Sharing images on the Internet also cuts down on the expense of making multiple CDs for patients and expediting them to physicians in time-sensitive situations, Stenoien says. Tabatabaie says Internet sharing saves the $6 to $8 it can cost to make a CD and deliver it to the patient. Not only is cloud-based sharing less expensive, facilities don’t have to worry about being able to open the CD on their PACS or about patients forgetting to bring them to their appointments. Images are the same quality, no matter how they are shared, Tabatabaie notes.
Sharafshahi says online image sharing is free for users.

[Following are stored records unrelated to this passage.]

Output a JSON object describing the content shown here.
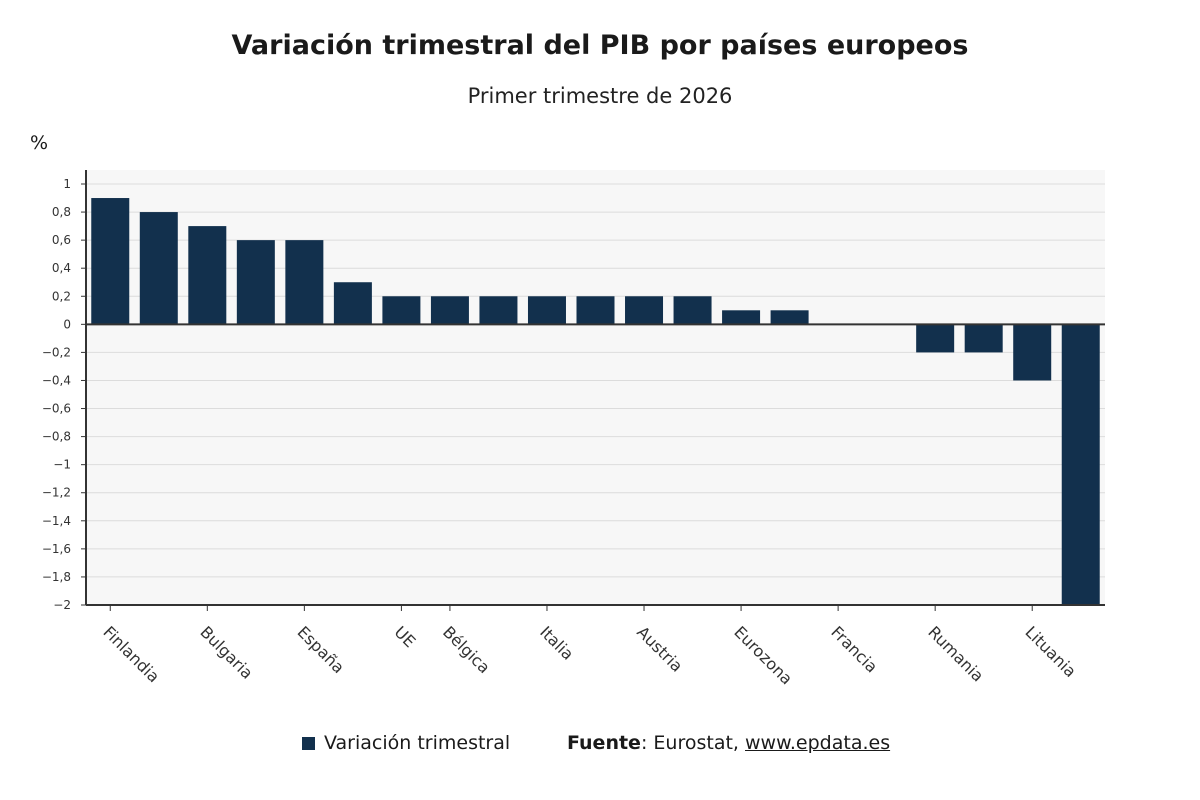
{
  "header": {
    "title": "Variación trimestral del PIB por países europeos",
    "subtitle": "Primer trimestre de 2026",
    "ylabel": "%"
  },
  "legend": {
    "label": "Variación trimestral"
  },
  "source": {
    "label": "Fuente",
    "colon": ": ",
    "text": "Eurostat, ",
    "link": "www.epdata.es"
  },
  "colors": {
    "bar": "#12304d",
    "plot_bg": "#f7f7f7",
    "grid": "#dcdcdc",
    "axis": "#333333"
  },
  "chart_data": {
    "type": "bar",
    "title": "Variación trimestral del PIB por países europeos",
    "subtitle": "Primer trimestre de 2026",
    "ylabel": "%",
    "ylim": [
      -2,
      1
    ],
    "yticks": [
      1,
      0.8,
      0.6,
      0.4,
      0.2,
      0,
      -0.2,
      -0.4,
      -0.6,
      -0.8,
      -1,
      -1.2,
      -1.4,
      -1.6,
      -1.8,
      -2
    ],
    "ytick_labels": [
      "1",
      "0,8",
      "0,6",
      "0,4",
      "0,2",
      "0",
      "−0,2",
      "−0,4",
      "−0,6",
      "−0,8",
      "−1",
      "−1,2",
      "−1,4",
      "−1,6",
      "−1,8",
      "−2"
    ],
    "grid": true,
    "values": [
      0.9,
      0.8,
      0.7,
      0.6,
      0.6,
      0.3,
      0.2,
      0.2,
      0.2,
      0.2,
      0.2,
      0.2,
      0.2,
      0.1,
      0.1,
      0,
      0,
      -0.2,
      -0.2,
      -0.4,
      -2.0
    ],
    "x_tick_labels": [
      {
        "index": 0,
        "label": "Finlandia"
      },
      {
        "index": 2,
        "label": "Bulgaria"
      },
      {
        "index": 4,
        "label": "España"
      },
      {
        "index": 6,
        "label": "UE"
      },
      {
        "index": 7,
        "label": "Bélgica"
      },
      {
        "index": 9,
        "label": "Italia"
      },
      {
        "index": 11,
        "label": "Austria"
      },
      {
        "index": 13,
        "label": "Eurozona"
      },
      {
        "index": 15,
        "label": "Francia"
      },
      {
        "index": 17,
        "label": "Rumania"
      },
      {
        "index": 19,
        "label": "Lituania"
      }
    ],
    "series": [
      {
        "name": "Variación trimestral"
      }
    ],
    "legend_position": "bottom"
  }
}
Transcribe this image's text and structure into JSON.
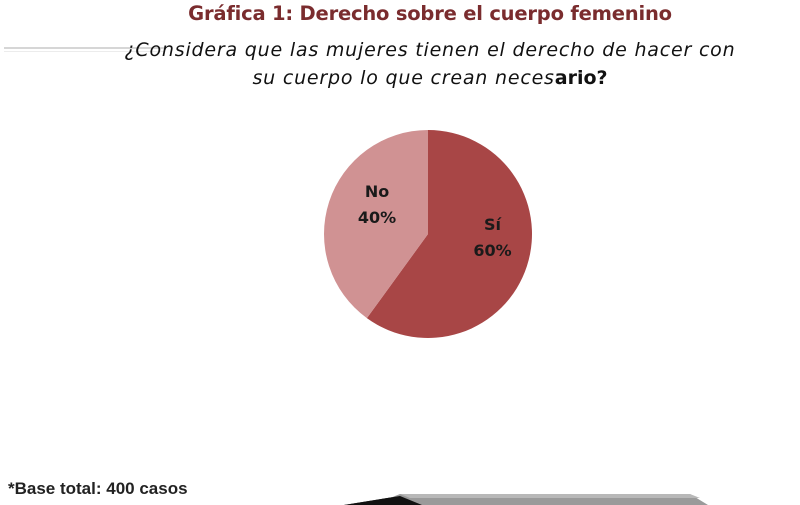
{
  "title": "Gráfica 1: Derecho sobre el cuerpo femenino",
  "question_part1": "¿Considera que las mujeres tienen el derecho de hacer con su cuerpo lo que crean neces",
  "question_part2": "ario?",
  "footnote": "*Base total: 400 casos",
  "colors": {
    "title": "#7a2c2e",
    "si": "#a84646",
    "no": "#d09293"
  },
  "chart_data": {
    "type": "pie",
    "title": "Gráfica 1: Derecho sobre el cuerpo femenino",
    "slices": [
      {
        "label": "Sí",
        "value": 60,
        "value_label": "60%",
        "color": "#a84646"
      },
      {
        "label": "No",
        "value": 40,
        "value_label": "40%",
        "color": "#d09293"
      }
    ],
    "start": "12 o'clock",
    "direction": "clockwise",
    "legend": "none"
  }
}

If patients want to copy their images and keep them all in a secure long-term repository on the cloud, they are charged a small monthly fee for the archiving service.
Compatibility isn’t an issue because the files adhere to DICOM standards for storing, printing, and transmitting information in medical imaging, Sharafshahi notes. “That’s the beauty of the DICOM standard. It helped opened the door for easy image sharing. For the most part, we all speak the same language. For those vendors that still burn images on CDs in nonstandard formats, Accelarad’s cloud provides a seamless conversion option.”
Kao adds that fewer than 2% of its users have needed tech support, and most instances involve lost passwords. The platforms are designed so that people can go online, open it up, and use it, she says.
— Beth W. Orenstein of Northampton, Pennsylvania, is a freelance medical writer and regular contributor to Radiology Today.